Skeletal muscle tissue is characterized by an extraordinary phenotypic plasticity. Using specific training interventions massive functional changes in strength or endurance in untrained subjects can be induced in weeks. These functional gains are the result of muscle structural modifications which have been well characterized over the last 30 years. Molecular tools enable us now to study the mechanisms of muscle plasticity. It has become clear recently that many of the structural and functional consequences of typical exercise regimes are controlled by changes in gene expression and or changes in translation.
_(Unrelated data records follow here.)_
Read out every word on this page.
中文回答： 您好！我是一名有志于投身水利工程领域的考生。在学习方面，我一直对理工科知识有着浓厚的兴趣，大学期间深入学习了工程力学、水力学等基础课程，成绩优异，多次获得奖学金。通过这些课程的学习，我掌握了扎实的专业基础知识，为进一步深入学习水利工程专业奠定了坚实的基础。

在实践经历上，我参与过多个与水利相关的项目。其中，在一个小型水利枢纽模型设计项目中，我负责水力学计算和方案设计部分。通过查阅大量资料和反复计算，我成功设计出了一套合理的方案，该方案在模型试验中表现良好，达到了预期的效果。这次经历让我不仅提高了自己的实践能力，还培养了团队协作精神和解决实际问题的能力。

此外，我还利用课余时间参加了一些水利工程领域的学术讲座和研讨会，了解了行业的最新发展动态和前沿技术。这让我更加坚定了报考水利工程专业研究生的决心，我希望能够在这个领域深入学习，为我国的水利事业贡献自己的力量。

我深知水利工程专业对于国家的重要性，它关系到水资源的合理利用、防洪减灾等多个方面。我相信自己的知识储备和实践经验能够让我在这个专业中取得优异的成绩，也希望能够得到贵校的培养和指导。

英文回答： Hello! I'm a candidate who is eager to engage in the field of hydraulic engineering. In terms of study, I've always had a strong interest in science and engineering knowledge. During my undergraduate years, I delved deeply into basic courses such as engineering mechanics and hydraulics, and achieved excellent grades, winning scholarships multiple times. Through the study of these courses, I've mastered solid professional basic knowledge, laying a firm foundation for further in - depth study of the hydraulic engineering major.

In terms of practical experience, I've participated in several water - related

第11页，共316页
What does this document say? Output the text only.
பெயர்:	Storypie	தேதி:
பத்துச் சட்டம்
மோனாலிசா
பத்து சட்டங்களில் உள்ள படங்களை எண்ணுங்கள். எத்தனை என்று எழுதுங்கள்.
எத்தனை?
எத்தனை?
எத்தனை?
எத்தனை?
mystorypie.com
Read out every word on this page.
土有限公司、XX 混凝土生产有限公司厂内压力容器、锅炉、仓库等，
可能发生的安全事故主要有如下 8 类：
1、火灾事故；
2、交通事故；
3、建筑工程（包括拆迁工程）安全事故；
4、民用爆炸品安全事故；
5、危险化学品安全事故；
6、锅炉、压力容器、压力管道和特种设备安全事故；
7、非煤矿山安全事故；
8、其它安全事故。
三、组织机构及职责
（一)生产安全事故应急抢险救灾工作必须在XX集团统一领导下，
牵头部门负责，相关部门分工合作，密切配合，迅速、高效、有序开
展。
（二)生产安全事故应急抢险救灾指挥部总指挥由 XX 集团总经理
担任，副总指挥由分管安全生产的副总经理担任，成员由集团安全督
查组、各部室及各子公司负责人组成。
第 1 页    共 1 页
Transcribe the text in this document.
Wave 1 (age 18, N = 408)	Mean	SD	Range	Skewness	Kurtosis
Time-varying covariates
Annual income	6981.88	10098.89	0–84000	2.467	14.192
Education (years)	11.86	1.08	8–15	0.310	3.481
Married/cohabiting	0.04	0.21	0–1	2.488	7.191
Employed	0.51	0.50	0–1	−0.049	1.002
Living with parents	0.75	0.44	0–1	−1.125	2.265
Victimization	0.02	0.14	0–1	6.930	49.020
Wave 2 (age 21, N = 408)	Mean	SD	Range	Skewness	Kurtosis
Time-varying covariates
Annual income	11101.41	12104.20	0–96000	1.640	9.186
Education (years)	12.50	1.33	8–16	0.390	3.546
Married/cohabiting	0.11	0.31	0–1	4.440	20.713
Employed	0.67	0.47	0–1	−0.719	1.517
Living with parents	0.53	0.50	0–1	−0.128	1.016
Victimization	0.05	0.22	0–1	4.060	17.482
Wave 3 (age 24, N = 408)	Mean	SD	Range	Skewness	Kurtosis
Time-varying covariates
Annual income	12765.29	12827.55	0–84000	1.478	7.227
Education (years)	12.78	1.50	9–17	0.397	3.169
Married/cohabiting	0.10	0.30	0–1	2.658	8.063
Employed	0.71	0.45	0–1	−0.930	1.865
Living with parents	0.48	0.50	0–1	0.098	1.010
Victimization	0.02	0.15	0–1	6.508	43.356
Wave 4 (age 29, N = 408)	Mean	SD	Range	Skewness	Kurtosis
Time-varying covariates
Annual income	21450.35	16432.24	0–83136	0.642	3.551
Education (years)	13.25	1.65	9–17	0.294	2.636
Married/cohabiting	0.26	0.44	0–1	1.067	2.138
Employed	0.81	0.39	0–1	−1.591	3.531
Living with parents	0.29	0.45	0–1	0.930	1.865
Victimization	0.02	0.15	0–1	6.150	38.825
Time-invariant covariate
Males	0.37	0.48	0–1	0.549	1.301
During exercise muscle cells are subjected to mechanical, metabolic, neuronal and metabolic signals which are transduced over multiple pathways to the muscle genome. Exercise thus activates a range of signaling cascades, the individual characteristic of the stress leading to a specific response of a network of signaling pathways. Signaling typically results in the transcription of multiple early genes among those of the well known fos and jun family as well as many other transcription factors. These bind to the promoter regions of downstream genes initiating the structural response of muscle tissue. While signaling is a matter of minutes, early genes are activated over hours leading to modifications of structure genes that are then effective over days. Repeated exercise sessions lead to concerted accretions of multiple mRNAs which upon translation result in a stepwise increase of proteins of related functional entities. On the structural level the protein accretion manifests itself for instance as an increase in mitochondrial and capillary volume upon endurance training and myofibrils and associated proteins upon strength training. The molecular response to strength training (i.e. the accretion of myofibrillar proteins) is less established. We find a transient depression of transcription over 24 hours. It looks as if the main actors in strength training are the mTOR pathway and the S6 Kinase both influencing translation. It is likely that a single exercise stimulus carries a molecular signature which is typical both for the type of stimulus (i.e. endurance vs. strength) as well as the actual condition of muscle tissue (i.e. untrained vs. trained). It therefore seems feasible to use molecular tools to judge the properties of an exercise stimulus earlier and at a much finer level than is possible with conventional functional or structural techniques which require weeks of exercise before a training response can be detected reliable.

The current molecular techniques begin to paint a very detailed picture of the modulatory events involved in muscle malleability indicating distinctly different molecular reaction patterns for endurance and strength type exercise.